O mais sinistro foi como isso bateu em mim naquele dia. Eu estava sozinha em casa, logo, estava sozinha e sem meus pais. Eu não sabia como chegar até eles e isso configurou o “eles foram para bem longe”, e quanto ao esquecimento do meu nascimento, por que não? Mesmo com a presença deles, eu não sentia carinho. Era tudo muito feito no automático, sabe? E tudo fez sentido pra mim. Eu estava exatamente como a menininha da música. E esse sentimento está comigo tanto quanto naquele dia, mas antes eu não o via, não o enxergava; até que em 2019 tudo voltou.
Com o desaparecimento repentino de Amora, eu percebi que as pessoas poderiam ir embora a qualquer momento. Fosse por querer ou sem querer. Percebi que às vezes é necessário se retirar para sofrer menos e foi isso que eu tentei fazer. Por não ter conseguido, entrei em um limbo gigantesco que durou os últimos três anos. Pesadelos, perdas reais, isolamento, afastamento, decepções e muito, muito cansaço. Se relacionar se tornou uma obrigação, pois eu supostamente precisava demonstrar que “sim, está tudo bem agora; vocês não precisam se preocupar”. Sentia-me culpada por sentir felicidade e logo ela esvaía, pois eu não era digna de sentir tal sentimento sem meu amigo do lado. “Como você consegue sorrir e brincar sabendo que Amora ainda está desaparecido?”, eu me questionava. Lidar com pessoas, com o externo, com as formas de subjetividade alheia não era mais prazeroso, mas sim, um ato de sadismo pessoal. Eu vivia com medo de tudo sumir. Com medo de todos irem embora. Com medo de ser deixada novamente. Aquele sentimento sentido por aquela garotinha de nove anos voltou como se ela estivesse aqui dentro pedindo socorro. Pedindo ajuda. Pedindo carinho, afeto, compreensão.
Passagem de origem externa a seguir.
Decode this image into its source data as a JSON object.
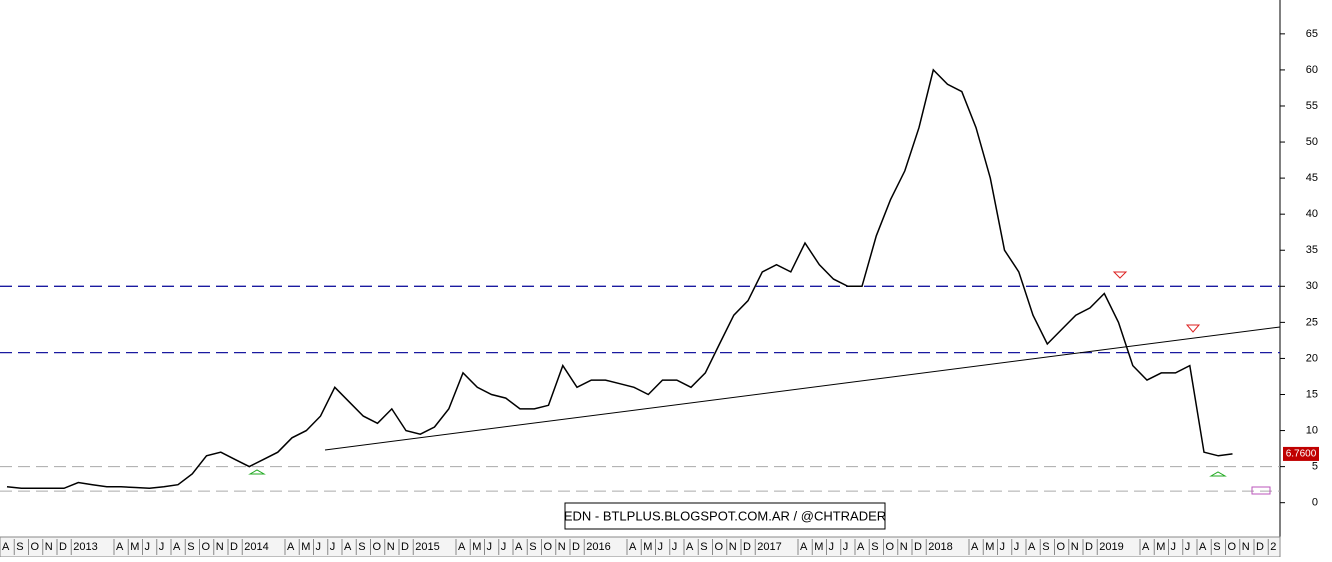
{
  "chart_data": {
    "type": "line",
    "watermark": "EDN - BTLPLUS.BLOGSPOT.COM.AR / @CHTRADER",
    "categories": [
      "A",
      "S",
      "O",
      "N",
      "D",
      "2013",
      null,
      null,
      "A",
      "M",
      "J",
      "J",
      "A",
      "S",
      "O",
      "N",
      "D",
      "2014",
      null,
      null,
      "A",
      "M",
      "J",
      "J",
      "A",
      "S",
      "O",
      "N",
      "D",
      "2015",
      null,
      null,
      "A",
      "M",
      "J",
      "J",
      "A",
      "S",
      "O",
      "N",
      "D",
      "2016",
      null,
      null,
      "A",
      "M",
      "J",
      "J",
      "A",
      "S",
      "O",
      "N",
      "D",
      "2017",
      null,
      null,
      "A",
      "M",
      "J",
      "J",
      "A",
      "S",
      "O",
      "N",
      "D",
      "2018",
      null,
      null,
      "A",
      "M",
      "J",
      "J",
      "A",
      "S",
      "O",
      "N",
      "D",
      "2019",
      null,
      null,
      "A",
      "M",
      "J",
      "J",
      "A",
      "S",
      "O",
      "N",
      "D",
      "2"
    ],
    "values": [
      2.2,
      2.0,
      2.0,
      2.0,
      2.0,
      2.8,
      2.5,
      2.2,
      2.2,
      2.1,
      2.0,
      2.2,
      2.5,
      4,
      6.5,
      7,
      6,
      5,
      6,
      7,
      9,
      10,
      12,
      16,
      14,
      12,
      11,
      13,
      10,
      9.5,
      10.5,
      13,
      18,
      16,
      15,
      14.5,
      13,
      13,
      13.5,
      19,
      16,
      17,
      17,
      16.5,
      16,
      15,
      17,
      17,
      16,
      18,
      22,
      26,
      28,
      32,
      33,
      32,
      36,
      33,
      31,
      30,
      30,
      37,
      42,
      46,
      52,
      60,
      58,
      57,
      52,
      45,
      35,
      32,
      26,
      22,
      24,
      26,
      27,
      29,
      25,
      19,
      17,
      18,
      18,
      19,
      7,
      6.5,
      6.76,
      null,
      null,
      null
    ],
    "color": "#000000",
    "ylim": [
      -2.4,
      69
    ],
    "yticks": [
      0,
      5,
      10,
      15,
      20,
      25,
      30,
      35,
      40,
      45,
      50,
      55,
      60,
      65
    ],
    "reference_lines": [
      {
        "value": 30,
        "color": "#1a1aa0"
      },
      {
        "value": 20.8,
        "color": "#1a1aa0"
      },
      {
        "value": 5,
        "color": "#aaaaaa"
      },
      {
        "value": 1.6,
        "color": "#aaaaaa"
      }
    ],
    "last_price": {
      "value": 6.76,
      "label": "6.7600"
    }
  }
}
Mas não veio. As pessoas não compreendiam meu cansaço. Não entendiam que palavras duras me machucavam mais que antes. Não percebiam que eu só precisava de acolhimento. Cansada de tentar explicar o óbvio, eu me isolei. Usando como desculpa a pandemia, fiquei quase dois anos sem sair de casa, sem me relacionar diretamente com ninguém além de minha mãe – que também estava distante desses sentimentos, - até que eu comecei a me incomodar com essa zona de escape. Reli a saga Harry Potter em menos de três meses. Peguei mais trabalhos do que eu deveria e passei horas estudando, escrevendo e presa em mundos virtuais que não são reais.
Ninguém veio. Na verdade, todos acabaram se afastando mais. Eu não queria pedir ajuda; não queria solicitar afeto; não queria precisar explicar meu sofrimento. E isso me fez ficar sem ninguém. “Pelo menos sozinha eu não corro o risco de ser machucada de novo”, justifiquei por meses. Afastei-me de meus amigos, de minha família, não me relacionava amorosamente e vivia em segundo plano, no automático, como meus pais faziam na minha infância. Ignorando todas as faltas, ignorando os pesadelos, fingindo que sim, eu poderia conseguir sozinha. E poderia mesmo... Se não fosse a maldita depressão.
Admiti que alguém se aproximasse. Faz uns seis meses agora. E novamente eu venho me torturando para encaixar na relação. Tenho me torturado para estar. Isso é sadismo. Não quero ser novamente a pessoa que fala o óbvio. Não quero pedir afeto, solicitar carinho ou humilhar-me por amor. Não, não o farei. A tendência é que eu me feche de novo. Que eu comece a afastar as pessoas de mim. Que eu crie um mundinho solitário onde eu me sinta hipoteticamente segura e confortável, mesmo sabendo que ninguém vai vir. O problema é: Quanto tempo eu vou aguentar dessa vez?